Later on, he adds, interestingly, that:
"Let's go to the big picture of what we all want. We all want this drug problem to stop. We all want them -- the killings in Chicago to stop," Penn added. "We are the consumer. Whether you agree with Sean Penn or not, there is a complicity there. And if you are in the moral right, or on the far left, just as many of your children are doing these drugs ... And how much time have they spent in the last week since this article come [sic] out, talking about that? One percent? I think that'd be generous."
Why is that interesting? Well, how much cocaine is consumed in Hollywood? By how many of his peers?
Whatever his stated purpose, I think we can all agree with Sean when he says that he failed. Twice.
“Let’s be clear. My article failed.”
Why?
Because, apparently, everyone was jealous of him.

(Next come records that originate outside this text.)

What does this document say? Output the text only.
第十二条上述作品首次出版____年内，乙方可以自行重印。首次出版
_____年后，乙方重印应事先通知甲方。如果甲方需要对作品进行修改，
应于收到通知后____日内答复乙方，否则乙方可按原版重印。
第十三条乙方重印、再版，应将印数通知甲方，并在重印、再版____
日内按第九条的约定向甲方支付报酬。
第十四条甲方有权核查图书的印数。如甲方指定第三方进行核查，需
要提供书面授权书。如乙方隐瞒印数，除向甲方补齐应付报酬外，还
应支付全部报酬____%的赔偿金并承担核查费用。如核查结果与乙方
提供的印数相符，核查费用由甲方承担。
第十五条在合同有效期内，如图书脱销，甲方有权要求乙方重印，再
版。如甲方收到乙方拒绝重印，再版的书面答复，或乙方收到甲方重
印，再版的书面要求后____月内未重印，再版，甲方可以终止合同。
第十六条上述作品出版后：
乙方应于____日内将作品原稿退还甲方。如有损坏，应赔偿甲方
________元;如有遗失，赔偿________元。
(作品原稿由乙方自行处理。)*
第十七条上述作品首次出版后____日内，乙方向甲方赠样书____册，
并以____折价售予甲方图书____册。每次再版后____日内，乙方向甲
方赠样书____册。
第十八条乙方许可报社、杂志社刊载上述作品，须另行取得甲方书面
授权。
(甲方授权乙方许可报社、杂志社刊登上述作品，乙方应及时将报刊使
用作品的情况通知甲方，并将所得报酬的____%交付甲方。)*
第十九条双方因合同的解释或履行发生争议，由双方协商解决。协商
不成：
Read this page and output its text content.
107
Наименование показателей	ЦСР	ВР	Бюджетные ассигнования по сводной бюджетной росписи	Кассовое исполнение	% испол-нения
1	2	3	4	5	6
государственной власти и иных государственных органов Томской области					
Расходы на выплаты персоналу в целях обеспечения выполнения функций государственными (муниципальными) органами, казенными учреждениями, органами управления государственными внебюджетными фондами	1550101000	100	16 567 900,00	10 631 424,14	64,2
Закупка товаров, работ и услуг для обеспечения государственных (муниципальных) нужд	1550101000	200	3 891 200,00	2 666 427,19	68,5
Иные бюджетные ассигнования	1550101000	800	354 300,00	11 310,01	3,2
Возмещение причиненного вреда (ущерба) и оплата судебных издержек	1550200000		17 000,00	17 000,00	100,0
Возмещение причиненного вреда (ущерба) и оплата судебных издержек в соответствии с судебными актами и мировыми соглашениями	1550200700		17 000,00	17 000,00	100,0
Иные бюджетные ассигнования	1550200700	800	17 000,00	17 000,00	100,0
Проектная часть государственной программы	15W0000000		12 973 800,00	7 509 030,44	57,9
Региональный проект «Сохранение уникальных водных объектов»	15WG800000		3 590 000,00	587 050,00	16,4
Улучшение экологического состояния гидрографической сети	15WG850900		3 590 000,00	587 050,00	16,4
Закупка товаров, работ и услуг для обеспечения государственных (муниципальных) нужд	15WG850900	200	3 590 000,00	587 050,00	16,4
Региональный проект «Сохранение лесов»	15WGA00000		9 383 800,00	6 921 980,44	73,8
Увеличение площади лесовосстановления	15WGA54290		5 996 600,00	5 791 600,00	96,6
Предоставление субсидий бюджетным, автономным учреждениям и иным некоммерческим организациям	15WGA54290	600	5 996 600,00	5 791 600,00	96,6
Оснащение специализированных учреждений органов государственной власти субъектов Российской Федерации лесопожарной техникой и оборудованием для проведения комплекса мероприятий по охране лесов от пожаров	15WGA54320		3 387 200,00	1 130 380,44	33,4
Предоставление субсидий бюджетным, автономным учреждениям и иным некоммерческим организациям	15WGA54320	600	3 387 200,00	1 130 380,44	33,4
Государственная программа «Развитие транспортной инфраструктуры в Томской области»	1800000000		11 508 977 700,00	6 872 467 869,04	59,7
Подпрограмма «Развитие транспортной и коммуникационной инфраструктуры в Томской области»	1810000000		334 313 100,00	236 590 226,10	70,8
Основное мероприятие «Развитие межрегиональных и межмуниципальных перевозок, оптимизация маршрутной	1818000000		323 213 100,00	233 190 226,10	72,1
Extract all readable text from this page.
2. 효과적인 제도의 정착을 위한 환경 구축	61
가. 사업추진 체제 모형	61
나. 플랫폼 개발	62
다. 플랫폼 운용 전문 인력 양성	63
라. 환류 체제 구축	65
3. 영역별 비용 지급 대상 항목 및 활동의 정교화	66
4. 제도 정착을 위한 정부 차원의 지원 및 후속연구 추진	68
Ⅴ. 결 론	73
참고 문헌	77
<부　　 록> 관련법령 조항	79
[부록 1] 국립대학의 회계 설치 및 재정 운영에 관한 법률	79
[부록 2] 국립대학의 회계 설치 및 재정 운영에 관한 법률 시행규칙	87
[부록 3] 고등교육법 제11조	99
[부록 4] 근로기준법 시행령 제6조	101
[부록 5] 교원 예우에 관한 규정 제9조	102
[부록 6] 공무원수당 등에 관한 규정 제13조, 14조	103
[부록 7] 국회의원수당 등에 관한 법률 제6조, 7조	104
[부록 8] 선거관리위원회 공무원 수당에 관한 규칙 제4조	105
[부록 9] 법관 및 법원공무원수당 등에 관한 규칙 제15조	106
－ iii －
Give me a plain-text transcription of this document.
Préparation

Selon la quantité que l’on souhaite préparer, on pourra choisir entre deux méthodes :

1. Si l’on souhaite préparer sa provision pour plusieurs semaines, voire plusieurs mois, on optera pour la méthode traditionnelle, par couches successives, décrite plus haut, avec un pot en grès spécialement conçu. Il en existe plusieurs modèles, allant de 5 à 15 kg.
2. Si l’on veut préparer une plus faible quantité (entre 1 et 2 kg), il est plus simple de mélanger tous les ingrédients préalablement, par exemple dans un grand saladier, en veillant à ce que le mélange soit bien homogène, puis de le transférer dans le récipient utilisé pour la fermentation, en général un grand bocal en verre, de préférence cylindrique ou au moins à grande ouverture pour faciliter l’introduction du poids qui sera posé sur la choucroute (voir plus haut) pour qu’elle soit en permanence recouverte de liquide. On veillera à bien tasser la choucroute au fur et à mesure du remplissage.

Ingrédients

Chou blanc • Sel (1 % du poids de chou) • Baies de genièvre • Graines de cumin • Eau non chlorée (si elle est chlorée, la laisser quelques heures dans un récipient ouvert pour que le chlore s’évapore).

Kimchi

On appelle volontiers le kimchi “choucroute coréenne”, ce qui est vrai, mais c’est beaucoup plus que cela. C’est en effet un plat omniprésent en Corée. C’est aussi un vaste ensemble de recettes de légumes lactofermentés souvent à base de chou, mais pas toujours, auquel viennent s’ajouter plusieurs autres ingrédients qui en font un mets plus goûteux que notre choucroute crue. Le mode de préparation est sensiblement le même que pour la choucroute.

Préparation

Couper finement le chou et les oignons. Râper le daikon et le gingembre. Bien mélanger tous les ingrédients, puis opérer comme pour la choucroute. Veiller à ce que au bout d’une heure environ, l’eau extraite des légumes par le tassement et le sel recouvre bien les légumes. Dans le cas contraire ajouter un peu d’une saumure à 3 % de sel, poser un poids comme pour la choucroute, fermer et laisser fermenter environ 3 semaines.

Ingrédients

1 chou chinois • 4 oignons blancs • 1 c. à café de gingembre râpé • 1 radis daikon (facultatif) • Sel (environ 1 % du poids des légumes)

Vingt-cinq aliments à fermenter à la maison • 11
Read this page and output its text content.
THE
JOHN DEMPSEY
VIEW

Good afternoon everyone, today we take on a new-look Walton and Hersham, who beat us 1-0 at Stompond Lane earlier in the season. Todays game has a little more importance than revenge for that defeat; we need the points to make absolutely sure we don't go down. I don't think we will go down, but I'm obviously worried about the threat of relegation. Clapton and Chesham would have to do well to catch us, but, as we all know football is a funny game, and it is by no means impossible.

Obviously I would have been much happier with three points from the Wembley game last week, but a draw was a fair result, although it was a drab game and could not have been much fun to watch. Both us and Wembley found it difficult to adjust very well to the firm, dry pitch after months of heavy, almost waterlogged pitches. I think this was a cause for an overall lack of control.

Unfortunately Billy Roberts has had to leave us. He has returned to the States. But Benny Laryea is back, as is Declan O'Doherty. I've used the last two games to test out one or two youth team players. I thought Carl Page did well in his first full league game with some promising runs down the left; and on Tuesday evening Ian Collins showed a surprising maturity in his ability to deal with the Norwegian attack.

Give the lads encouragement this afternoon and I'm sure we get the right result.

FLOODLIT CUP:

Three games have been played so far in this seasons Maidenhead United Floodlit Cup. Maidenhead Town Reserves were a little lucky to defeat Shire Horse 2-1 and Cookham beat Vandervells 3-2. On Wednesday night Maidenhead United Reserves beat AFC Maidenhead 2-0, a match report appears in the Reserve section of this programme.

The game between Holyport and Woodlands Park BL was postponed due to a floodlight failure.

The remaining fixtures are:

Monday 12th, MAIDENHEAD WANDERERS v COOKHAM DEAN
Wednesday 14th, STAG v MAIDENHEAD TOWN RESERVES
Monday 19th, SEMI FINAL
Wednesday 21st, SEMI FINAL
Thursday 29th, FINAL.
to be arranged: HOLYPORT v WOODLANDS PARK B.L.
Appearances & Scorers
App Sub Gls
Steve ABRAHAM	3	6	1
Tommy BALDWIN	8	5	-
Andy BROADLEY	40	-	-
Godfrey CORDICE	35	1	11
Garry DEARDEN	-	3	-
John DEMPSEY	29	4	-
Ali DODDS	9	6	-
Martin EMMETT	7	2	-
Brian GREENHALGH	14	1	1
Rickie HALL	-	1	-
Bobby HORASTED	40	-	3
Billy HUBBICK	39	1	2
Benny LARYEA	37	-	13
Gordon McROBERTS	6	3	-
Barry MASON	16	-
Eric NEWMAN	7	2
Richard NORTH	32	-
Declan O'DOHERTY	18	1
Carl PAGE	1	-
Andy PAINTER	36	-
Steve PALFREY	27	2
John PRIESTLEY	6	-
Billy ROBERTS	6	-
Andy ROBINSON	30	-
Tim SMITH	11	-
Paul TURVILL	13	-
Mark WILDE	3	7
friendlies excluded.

"When you get the story that every journalist in the world wanted, there's a lot of green-eyed monsters who gonna come give you a kiss.”
So…not because there were no follow-up stories. Not because he turned the piece into a celebrity profile, not because he’s not a great writer, not because he presented us with a subjective assessment of a man who has murdered and corrupted. And definitely not because his ego – and his piss and farts – made an appearance in the article. But because we’re jealous. Which is the most typical and tired celebrity response to criticism.
No, wait. He’s not just a celebrity, OK? He’s also an “experiential journalist”. And he takes exception to the assessment that he wasn’t qualified for the job:
"(I’m) Not without controversy. Fair enough," Penn said. "At the same time, you know, when...'journalists' who want to say that I'm not a journalist -- well, I want to see the license that says that they're a journalist."
And then, like a F-CKING IDIOT, he acknowledges exactly why an actual – and respected – journalist would not have been able to get the interview:
Penn also told Rose he thinks he was able to get access to El Chapo because he's not a traditional journalist, and he doesn't think any traditional journalist would have had success.
Accurate. BECAUSE YOU ARE A CELEBRITY. A MOVIE STAR. And El Chapo knew, therefore, that he would only be held to celebrity/movie star standards and not accountable to the protocol of legitimate investigative journalism.